This definition of fearing the Lord: the assurance that God is watching you.
Jesus is my home at home and my home on the road. It is in this cultivation of Home with Him that I am able to go out into battle, go on in the journey. Without Home, I’m untethered, unsettled.
“For Elisabeth Elliot, the foundation of life was trust in the love of God. Not trust that she would live, as she told her family all those years ago as she set out for Tewæno, not trust that things would go well, but trust in who God is. If the great hope of her faith is true, then in the end, the rings spreading out across the surface of the pond, the air displaced by the stone as it flew, the stone itself, are all held in the heart of God, where mercy and justice are never in contradiction, and all things in heaven and earth will finally be made whole.” via
A few days ago, Anna ended up with two hands full of splinters. It was unpleasant and it took two Mickey Mouse Clubhouse episodes and a very patient and diligent John to get them out. In that moment I wanted nothing more than for this reality to not be true.

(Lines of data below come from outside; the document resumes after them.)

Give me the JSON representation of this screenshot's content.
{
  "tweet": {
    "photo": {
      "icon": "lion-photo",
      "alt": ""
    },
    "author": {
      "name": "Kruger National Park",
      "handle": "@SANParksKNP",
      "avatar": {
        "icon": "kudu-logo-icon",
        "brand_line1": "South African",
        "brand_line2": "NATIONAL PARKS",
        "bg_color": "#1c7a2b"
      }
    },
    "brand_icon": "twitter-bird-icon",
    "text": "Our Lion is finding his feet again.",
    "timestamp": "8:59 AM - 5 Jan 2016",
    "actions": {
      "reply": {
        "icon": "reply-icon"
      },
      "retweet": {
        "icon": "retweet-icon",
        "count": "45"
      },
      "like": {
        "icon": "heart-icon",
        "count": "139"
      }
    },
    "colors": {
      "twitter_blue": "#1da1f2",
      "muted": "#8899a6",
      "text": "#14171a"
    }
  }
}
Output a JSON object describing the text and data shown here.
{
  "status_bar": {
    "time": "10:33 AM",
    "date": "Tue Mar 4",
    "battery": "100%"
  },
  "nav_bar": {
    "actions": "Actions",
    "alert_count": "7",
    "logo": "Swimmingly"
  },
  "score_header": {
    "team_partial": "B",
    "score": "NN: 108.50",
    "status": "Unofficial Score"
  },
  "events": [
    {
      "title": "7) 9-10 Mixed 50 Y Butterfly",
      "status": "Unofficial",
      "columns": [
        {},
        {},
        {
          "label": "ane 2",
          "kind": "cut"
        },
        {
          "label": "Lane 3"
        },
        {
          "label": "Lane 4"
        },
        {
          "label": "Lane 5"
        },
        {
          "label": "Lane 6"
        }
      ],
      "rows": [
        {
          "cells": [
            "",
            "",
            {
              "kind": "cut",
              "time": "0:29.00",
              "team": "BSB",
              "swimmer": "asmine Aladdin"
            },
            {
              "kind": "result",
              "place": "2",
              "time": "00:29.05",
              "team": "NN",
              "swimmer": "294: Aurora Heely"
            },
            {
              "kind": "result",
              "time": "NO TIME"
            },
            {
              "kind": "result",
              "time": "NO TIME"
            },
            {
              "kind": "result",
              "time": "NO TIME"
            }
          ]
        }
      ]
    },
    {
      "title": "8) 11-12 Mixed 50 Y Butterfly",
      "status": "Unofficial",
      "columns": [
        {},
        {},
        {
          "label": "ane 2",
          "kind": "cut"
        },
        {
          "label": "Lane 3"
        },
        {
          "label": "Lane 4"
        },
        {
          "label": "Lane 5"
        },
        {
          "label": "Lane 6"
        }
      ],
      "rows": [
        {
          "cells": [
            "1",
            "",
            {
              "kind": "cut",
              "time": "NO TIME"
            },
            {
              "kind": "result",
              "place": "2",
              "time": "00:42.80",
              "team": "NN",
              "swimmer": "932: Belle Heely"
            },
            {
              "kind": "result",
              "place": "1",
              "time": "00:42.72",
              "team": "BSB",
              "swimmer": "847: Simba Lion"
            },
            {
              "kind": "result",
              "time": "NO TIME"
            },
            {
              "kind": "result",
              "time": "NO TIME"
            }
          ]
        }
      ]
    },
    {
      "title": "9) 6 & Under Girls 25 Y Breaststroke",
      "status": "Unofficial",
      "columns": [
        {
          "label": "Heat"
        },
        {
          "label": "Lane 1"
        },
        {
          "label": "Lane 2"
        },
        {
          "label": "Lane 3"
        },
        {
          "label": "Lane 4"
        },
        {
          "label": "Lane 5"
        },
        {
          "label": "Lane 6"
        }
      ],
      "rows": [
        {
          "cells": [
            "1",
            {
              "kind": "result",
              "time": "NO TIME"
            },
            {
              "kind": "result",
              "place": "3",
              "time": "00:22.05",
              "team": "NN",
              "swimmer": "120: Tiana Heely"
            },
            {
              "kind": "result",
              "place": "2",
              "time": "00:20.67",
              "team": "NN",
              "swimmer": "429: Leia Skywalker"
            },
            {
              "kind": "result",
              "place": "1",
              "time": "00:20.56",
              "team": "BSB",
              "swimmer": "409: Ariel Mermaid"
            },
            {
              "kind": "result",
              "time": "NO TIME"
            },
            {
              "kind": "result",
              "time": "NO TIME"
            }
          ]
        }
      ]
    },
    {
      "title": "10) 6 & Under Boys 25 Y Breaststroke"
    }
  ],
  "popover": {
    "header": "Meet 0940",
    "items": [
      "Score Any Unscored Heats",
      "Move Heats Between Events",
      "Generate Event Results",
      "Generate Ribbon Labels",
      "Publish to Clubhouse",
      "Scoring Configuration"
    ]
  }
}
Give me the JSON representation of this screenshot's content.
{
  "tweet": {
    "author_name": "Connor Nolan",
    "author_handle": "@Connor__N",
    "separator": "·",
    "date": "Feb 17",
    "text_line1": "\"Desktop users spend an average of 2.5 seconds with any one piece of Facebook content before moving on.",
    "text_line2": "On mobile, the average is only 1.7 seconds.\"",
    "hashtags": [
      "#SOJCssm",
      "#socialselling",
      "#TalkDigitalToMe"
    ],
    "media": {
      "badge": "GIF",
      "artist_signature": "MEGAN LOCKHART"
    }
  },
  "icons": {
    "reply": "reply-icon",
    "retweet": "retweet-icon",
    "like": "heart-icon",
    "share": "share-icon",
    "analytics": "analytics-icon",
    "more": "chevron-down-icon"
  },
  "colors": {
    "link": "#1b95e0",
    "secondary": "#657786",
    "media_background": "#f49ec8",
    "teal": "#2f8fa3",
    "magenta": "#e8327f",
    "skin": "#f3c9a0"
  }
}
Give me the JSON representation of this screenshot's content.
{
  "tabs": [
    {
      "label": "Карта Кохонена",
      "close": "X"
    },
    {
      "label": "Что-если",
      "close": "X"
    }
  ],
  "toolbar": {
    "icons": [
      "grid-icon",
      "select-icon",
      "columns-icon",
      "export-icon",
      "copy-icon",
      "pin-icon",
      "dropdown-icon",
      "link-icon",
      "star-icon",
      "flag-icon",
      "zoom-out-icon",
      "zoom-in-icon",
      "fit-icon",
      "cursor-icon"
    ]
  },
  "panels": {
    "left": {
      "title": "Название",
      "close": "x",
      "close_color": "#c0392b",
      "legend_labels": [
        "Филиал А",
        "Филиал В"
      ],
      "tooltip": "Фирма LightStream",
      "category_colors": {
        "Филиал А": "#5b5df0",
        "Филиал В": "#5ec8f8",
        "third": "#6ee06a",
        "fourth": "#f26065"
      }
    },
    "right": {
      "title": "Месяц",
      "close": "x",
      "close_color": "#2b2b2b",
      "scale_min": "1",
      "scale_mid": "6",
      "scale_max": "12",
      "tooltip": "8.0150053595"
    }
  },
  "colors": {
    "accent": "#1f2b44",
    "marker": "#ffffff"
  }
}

I realized then how weak my stamina muscle is. Usually when I encounter uncomfortable feelings or circumstances, I do everything I can to escape them. But the splinters HAD to get out. There was no avoiding the process or Anna’s less than happy feelings. So I asked God, who are You here? In moments like this that can’t be avoided, moments I should stay present? And I didn’t get some grand or great response. But I did acknowledge that He was with me. And that counts for something. Not bearing the weight of an unpleasant emotion or challenging situation alone. It counts for a lot.
“I’m aiming for sustainability. This isn’t a race. There is no rush, even as I feel eager for things to be better as soon as possible. The goal is sustainability and true change for myself, and that takes time. Showing up with what I have is enough.” Allison Bradley wrote these words about yoga, but I’m applying them to my health in general. Movement, intake, rest, chronic pain.
It (parenting, home-making, work, accomplishments, etc) doesn’t have to be spectacular and sparkly and visible to be good; it can be ordinary. Faithfulness can be chosen in the small, incremental next steps. And I think God especially smiles on that.